I am part of the generation/demographic group known as Millennials. Much has been said and theorized about my generation, its current impact on social and economic trends, and its relevance for the future of America and the world. Most of what has been said about us has been written, spoken, and propagated by the older generation, the Baby Boomers, and their immediate successors.
I would like to give voice to the Millennial generation itself, but not in a political, self-aggrandizing, pushy, or self-seeking way, but in the spirit of self-examination. The maxim "Know Thyself, and To Thyself Be True" is timeless, and the opportunity for reflection about our generation's shaping of society at large--the society that is and will be our own and our children's--as well as its existential meaning for who we are both individually and collectively is invaluable.
I would like to make clear that in my sociological, psychological, and cultural inquiry I do not seek to promote any agenda, support any organization, boost any political party, or further any particular cause. My hope is to penetrate into the hearts and minds of my generation, and see what lies beneath the surface. The question of who we are and how we are evolving is at the center of our inquiry. If I am provocative, it is not to denigrate an opposing point of view, but rather to incite discussion and debate. I hope that this site becomes a forum for this kind sharing of ideas and polemics!
It might be argued by some that Millennials are lazy, self-absorbed, technology-obsessed, ego maniacs. The advent of social media has made possible the opportunity to flaunt one's narcissism writ large. Indeed, psychologists have found scientific evidence that narcissistic tendencies are increasing rather alarmingly in concert with the use of social media (It turns out the number of selfies one posts on his or her Facebook page is an excellent empirical predictor of narcissism manifesting in other contexts, and it appears to be rising considerably in the overall population.).
I'm not going to be some old-fart, wet blanket and say that the advent of social media heralds the demise of Western Civilization. All I'm saying is: people post too many pictures of what they had for breakfast, folks flaunt too many gorgeous vacation photos that make their friends stuck at work feel jealous and under-privileged, and please for the love of all that's Holy STOP with the stupid cat videos! There is enough stupidity on the Internet for it to be multiplied exponentially in people's News Feeds.

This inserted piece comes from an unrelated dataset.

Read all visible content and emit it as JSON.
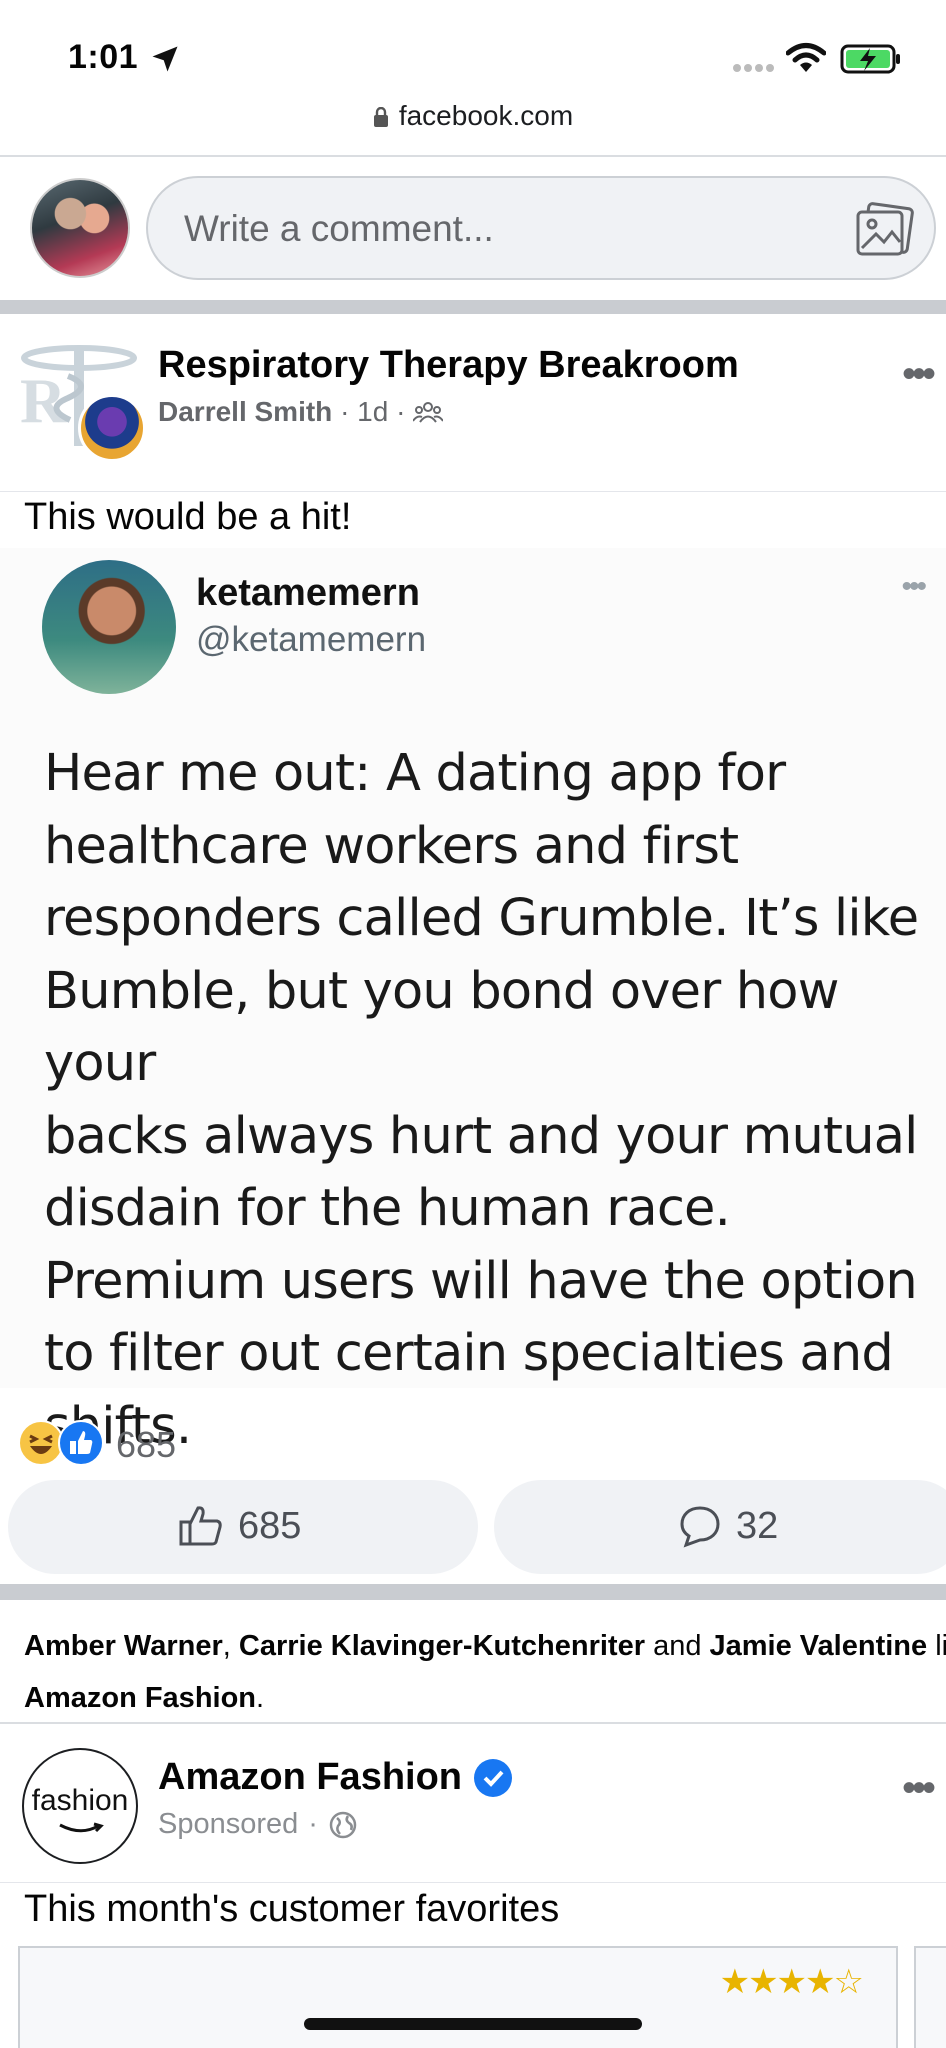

Don't get me wrong, there are plenty of people who use social media in an responsible, thought-provoking, and socially beneficial way. But they are in the minority. I suppose what I would like to say is: use it, but don't abuse it.
Idiotic Facebook and Twitter posters may seem ubiquitous, but they are more like a few clouds that block out the Sun. There are true gems hidden in the detritus of social media; you just need to know where to look. I admit am a relative novice at "mining" for these diamonds of intelligent commentary, wit, and creativity. If anyone has any recommendations of good Twitter feeds, sites or blogs, please pass them along! (email@example.com, or leave a comment) Of course the blogs of great famous magazines and periodicals provide content well worth exploring that is easy to find and navigate; I am interested in finding the hidden corners of the Net where individuals are making vital and sometimes unnoticed contributions!
The new purpose of this blog will be to examine not only the cultural minutia of music, film, and literature, but also to investigate the psychology and habits of the Millennial generation through a self-conscious and self-examining lens. What do we have to offer and how are we contributing? Where are we falling short and how can we do better? And, in a word, what is our culture to become?